President Snow barely appears in Book 1. What is Collins's argument through his near-absence — what does it suggest about how the Capitol's power operates?

Collins argues that the Capitol's power is structural and systemic — it doesn't need a single visible villain to function. The system enforces itself through the Reaping, the tesserae, the peacekeepers, the broadcast. Snow barely having to show up is the point: when oppression is fully built into society's structure, the oppressor doesn't need to be present

400

What is the power-distance index, how did a high PDI contribute to Korean Air's crash rate in the 1990s, and what fixed the problem?

The power-distance index (PDI) measures how much a culture accepts unequal distribution of power and expects subordinates to defer to authority without challenge. Korean Air had a high-PDI cockpit culture where co-pilots could not directly challenge a captain's errors. After the airline adopted communication protocols that flattened the hierarchy, the crash rate dropped to the industry standard.

500

In Chapter 9, Gladwell uses KIPP Academy to argue that the achievement gap between wealthy and low-income students has one primary cause. What is it, and why does this challenge the common assumption about what drives the gap?
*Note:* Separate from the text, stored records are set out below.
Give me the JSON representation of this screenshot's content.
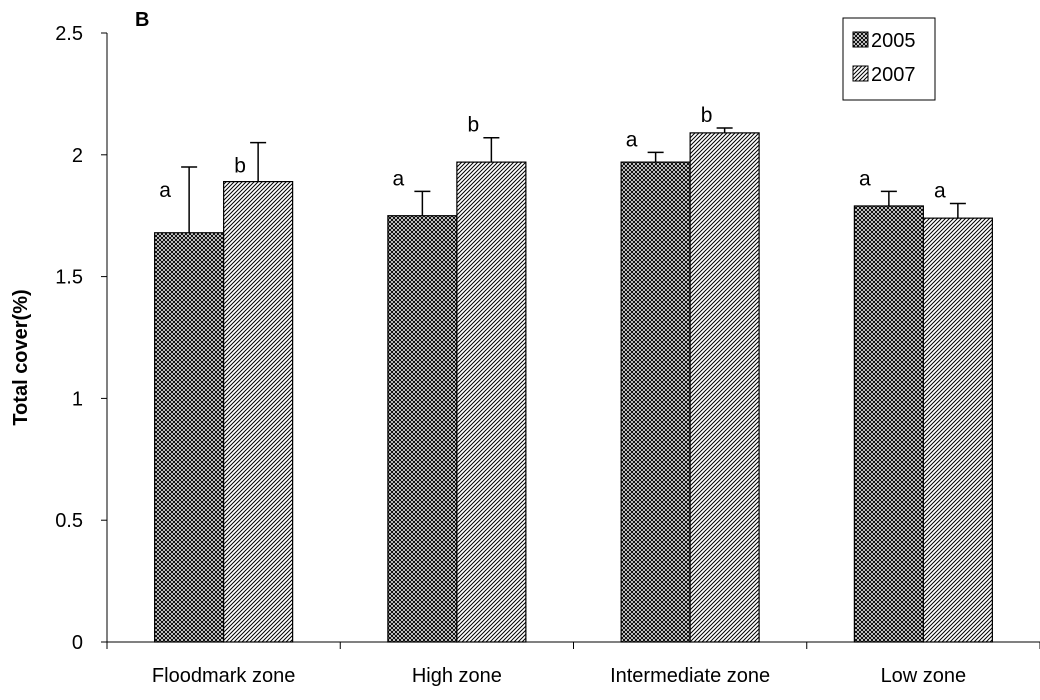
{
  "chart_data": {
    "type": "bar",
    "panel_label": "B",
    "title": "",
    "xlabel": "",
    "ylabel": "Total cover(%)",
    "ylim": [
      0,
      2.5
    ],
    "yticks": [
      "0",
      "0.5",
      "1",
      "1.5",
      "2",
      "2.5"
    ],
    "categories": [
      "Floodmark zone",
      "High zone",
      "Intermediate zone",
      "Low zone"
    ],
    "series": [
      {
        "name": "2005",
        "pattern": "crosshatch",
        "values": [
          1.68,
          1.75,
          1.97,
          1.79
        ],
        "error": [
          0.27,
          0.1,
          0.04,
          0.06
        ],
        "sig_labels": [
          "a",
          "a",
          "a",
          "a"
        ]
      },
      {
        "name": "2007",
        "pattern": "diagonal",
        "values": [
          1.89,
          1.97,
          2.09,
          1.74
        ],
        "error": [
          0.16,
          0.1,
          0.02,
          0.06
        ],
        "sig_labels": [
          "b",
          "b",
          "b",
          "a"
        ]
      }
    ],
    "legend_position": "top-right",
    "grid": false,
    "colors": {
      "axis": "#000000",
      "bar_stroke": "#000000",
      "bar_fill": "#ffffff"
    }
  }
}
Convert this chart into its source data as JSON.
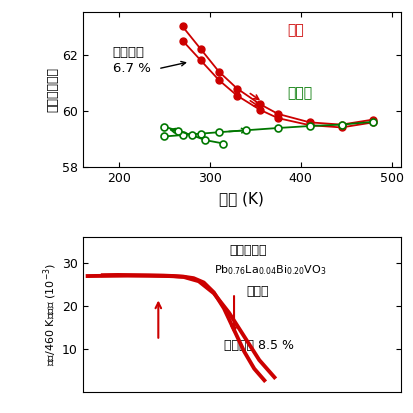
{
  "top_plot": {
    "xlabel": "温度 (K)",
    "ylabel": "単位格子体積",
    "xlim": [
      160,
      510
    ],
    "ylim": [
      58.0,
      63.5
    ],
    "yticks": [
      58,
      60,
      62
    ],
    "xticks": [
      200,
      300,
      400,
      500
    ],
    "red_filled_x": [
      270,
      290,
      310,
      330,
      355,
      375,
      410,
      445,
      480
    ],
    "red_filled_y1": [
      62.5,
      61.8,
      61.1,
      60.55,
      60.05,
      59.75,
      59.5,
      59.42,
      59.6
    ],
    "red_filled_y2": [
      63.0,
      62.2,
      61.4,
      60.8,
      60.25,
      59.9,
      59.6,
      59.52,
      59.7
    ],
    "green_open_x_heating": [
      250,
      270,
      290,
      310,
      340,
      375,
      410,
      445,
      480
    ],
    "green_open_y_heating": [
      59.1,
      59.15,
      59.2,
      59.25,
      59.32,
      59.4,
      59.47,
      59.52,
      59.62
    ],
    "green_open_x_cooling": [
      250,
      265,
      280,
      295,
      315
    ],
    "green_open_y_cooling": [
      59.45,
      59.3,
      59.15,
      58.97,
      58.85
    ],
    "annotation_red": "平均",
    "annotation_green": "高温相",
    "annotation_volume": "体積収縮\n6.7 %",
    "red_color": "#cc0000",
    "green_color": "#007700"
  },
  "bottom_plot": {
    "ylim": [
      0,
      36
    ],
    "yticks": [
      10,
      20,
      30
    ],
    "xlim": [
      195,
      510
    ],
    "annotation1": "熱機械分析",
    "annotation2_formula": "Pb$_{0.76}$La$_{0.04}$Bi$_{0.20}$VO$_3$",
    "annotation3": "焼結体",
    "annotation4": "体積収縮 8.5 %",
    "red_color": "#cc0000",
    "curve_heating_x": [
      200,
      220,
      240,
      260,
      280,
      295,
      305,
      315,
      325,
      335,
      345,
      355,
      365,
      375
    ],
    "curve_heating_y": [
      27.0,
      27.05,
      27.1,
      27.08,
      27.0,
      26.85,
      26.5,
      25.5,
      23.2,
      19.5,
      14.5,
      9.5,
      5.5,
      2.8
    ],
    "curve_cooling_x": [
      215,
      230,
      245,
      260,
      275,
      285,
      295,
      310,
      325,
      340,
      355,
      370,
      385
    ],
    "curve_cooling_y": [
      27.2,
      27.25,
      27.2,
      27.15,
      27.1,
      27.0,
      26.8,
      25.8,
      23.0,
      18.5,
      13.0,
      7.5,
      3.5
    ]
  }
}
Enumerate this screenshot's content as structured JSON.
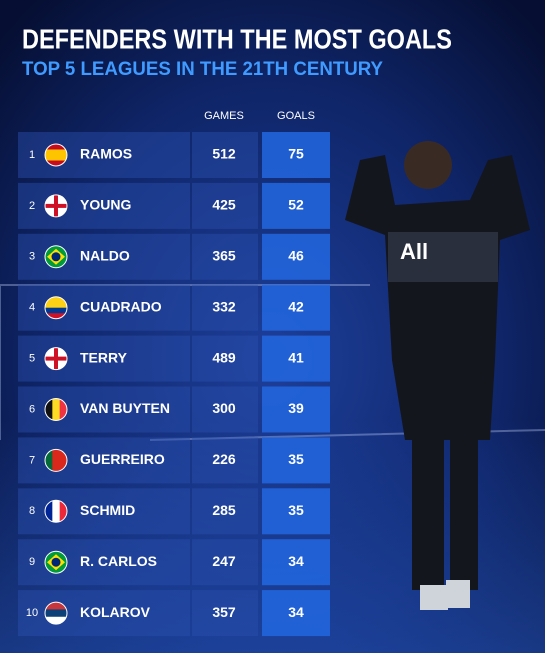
{
  "header": {
    "title": "DEFENDERS WITH THE MOST GOALS",
    "subtitle": "TOP 5 LEAGUES IN THE 21TH CENTURY"
  },
  "table": {
    "columns": [
      "GAMES",
      "GOALS"
    ],
    "rows": [
      [
        "1",
        "RAMOS",
        "512",
        "75"
      ],
      [
        "2",
        "YOUNG",
        "425",
        "52"
      ],
      [
        "3",
        "NALDO",
        "365",
        "46"
      ],
      [
        "4",
        "CUADRADO",
        "332",
        "42"
      ],
      [
        "5",
        "TERRY",
        "489",
        "41"
      ],
      [
        "6",
        "VAN BUYTEN",
        "300",
        "39"
      ],
      [
        "7",
        "GUERREIRO",
        "226",
        "35"
      ],
      [
        "8",
        "SCHMID",
        "285",
        "35"
      ],
      [
        "9",
        "R. CARLOS",
        "247",
        "34"
      ],
      [
        "10",
        "KOLAROV",
        "357",
        "34"
      ]
    ]
  }
}
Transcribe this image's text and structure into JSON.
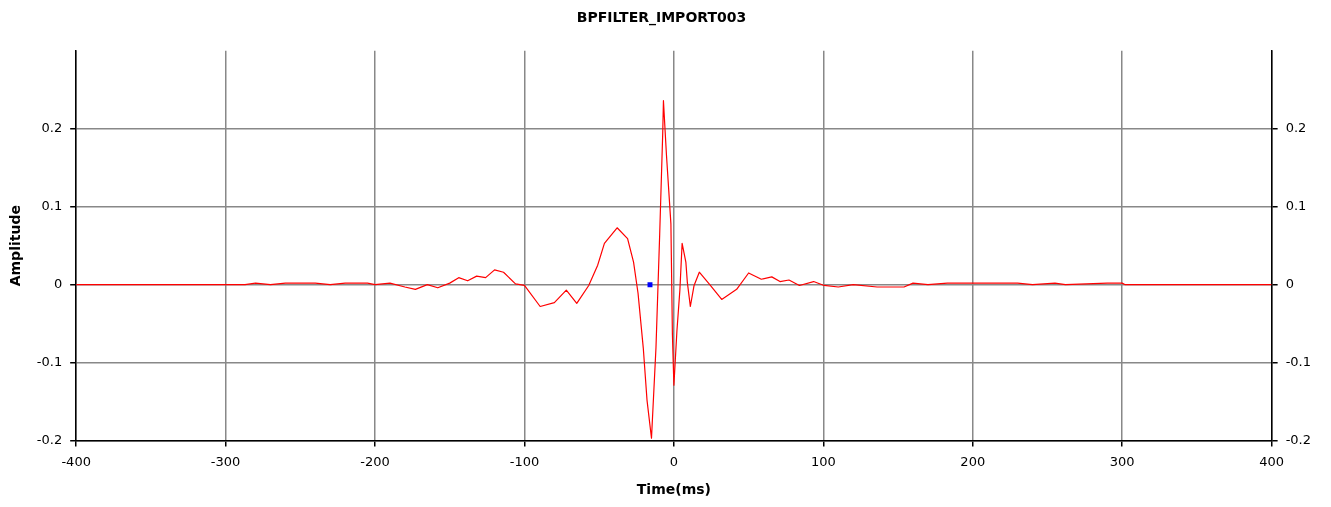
{
  "chart_data": {
    "type": "line",
    "title": "BPFILTER_IMPORT003",
    "xlabel": "Time(ms)",
    "ylabel": "Amplitude",
    "xlim": [
      -400,
      400
    ],
    "xticks": [
      -400,
      -300,
      -200,
      -100,
      0,
      100,
      200,
      300,
      400
    ],
    "ylim": [
      -0.2,
      0.3
    ],
    "yticks": [
      -0.2,
      -0.1,
      0,
      0.1,
      0.2
    ],
    "y2lim": [
      -0.2,
      0.3
    ],
    "y2ticks": [
      -0.2,
      -0.1,
      0,
      0.1,
      0.2
    ],
    "grid": true,
    "legend": false,
    "series": [
      {
        "color": "#ff0000",
        "marker": "none",
        "x": [
          -400,
          -287,
          -280,
          -270,
          -260,
          -240,
          -230,
          -220,
          -205,
          -200,
          -190,
          -180,
          -173,
          -165,
          -158,
          -150,
          -144,
          -138,
          -132,
          -126,
          -120,
          -114,
          -106,
          -100,
          -89.5,
          -80,
          -72,
          -65,
          -57,
          -51,
          -46.5,
          -38,
          -31,
          -27,
          -24,
          -20.5,
          -18,
          -15,
          -12,
          -9.5,
          -7.5,
          -7,
          -5,
          -2,
          -1,
          0,
          2,
          4,
          5.5,
          8,
          9,
          11,
          13.5,
          17,
          24,
          32,
          42,
          50,
          58.5,
          65.5,
          71,
          77,
          84,
          93.5,
          100.5,
          110,
          120,
          136,
          154,
          160,
          170,
          183,
          230,
          240,
          255,
          262,
          290,
          300,
          302,
          400
        ],
        "values": [
          0,
          0,
          0.002,
          0,
          0.002,
          0.002,
          0,
          0.002,
          0.002,
          0,
          0.002,
          -0.003,
          -0.006,
          0,
          -0.004,
          0.002,
          0.009,
          0.005,
          0.011,
          0.009,
          0.019,
          0.016,
          0.001,
          -0.001,
          -0.028,
          -0.023,
          -0.007,
          -0.024,
          -0.001,
          0.025,
          0.053,
          0.073,
          0.059,
          0.029,
          -0.011,
          -0.081,
          -0.148,
          -0.197,
          -0.081,
          0.065,
          0.193,
          0.236,
          0.167,
          0.078,
          -0.064,
          -0.129,
          -0.06,
          -0.007,
          0.053,
          0.029,
          0.003,
          -0.028,
          -0.001,
          0.016,
          0,
          -0.019,
          -0.006,
          0.015,
          0.007,
          0.01,
          0.004,
          0.006,
          -0.001,
          0.004,
          -0.001,
          -0.003,
          0,
          -0.003,
          -0.003,
          0.002,
          0,
          0.002,
          0.002,
          0,
          0.002,
          0,
          0.002,
          0.002,
          0,
          0
        ]
      },
      {
        "type": "scatter",
        "color": "#0000ff",
        "marker": "square",
        "x": [
          -16
        ],
        "values": [
          0
        ]
      }
    ]
  }
}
Unequal access to summer learning time — not school quality and not student ability. KIPP extends the school year and day, and the gap closes. This challenges the assumption that low-income students underperform because of worse schools or lower ability.

500

Gladwell's Chapter 8 argument connecting rice farming to math achievement is his most logically vulnerable. What is the specific criticism, and what does it mean?

Correlation does not equal causation. Gladwell shows that rice-farming cultures and high math achievement co-occur, but he cannot prove that one directly causes the other. Two things happening together does not mean one is responsible for the other.

500

Katniss is emotionally detached and flat throughout most of the novel. What does Collins argue through this — and why is it important that it is NOT framed as a personal flaw?

Collins argues that poverty and systemic oppression force individuals to suppress emotional connection as a basic survival requirement. By presenting it as a survival strategy rather than a flaw, Collins makes the argument that the Capitol's system produces psychological damage in the people it controls — the damage is the system's fault, not Katniss's.

500

After Rue dies, Katniss covers her body with flowers. Why is this moment politically significant in Collins's argument — not just emotionally significant?

Katniss refuses to let the Capitol reduce Rue to a body count. It is a small, deliberate act of human dignity that resists the Capitol's dehumanization of tributes. Collins argues that resistance to an oppressive system can begin through exactly this kind of act — you don't need a weapon to defy a system that depends on dehumanization.

500

What is the difference between convergent and divergent thinking, and why does this distinction matter for Gladwell's argument about IQ and success?

Convergent thinking seeks a single correct answer and is what traditional IQ tests measure. Divergent thinking generates many possible solutions and is associated with creativity. The distinction matters because Gladwell argues that IQ — which measures convergent thinking — stops predicting success past the intelligence threshold. Divergent thinking and practical intelligence are what differentiate highly successful people beyond that point.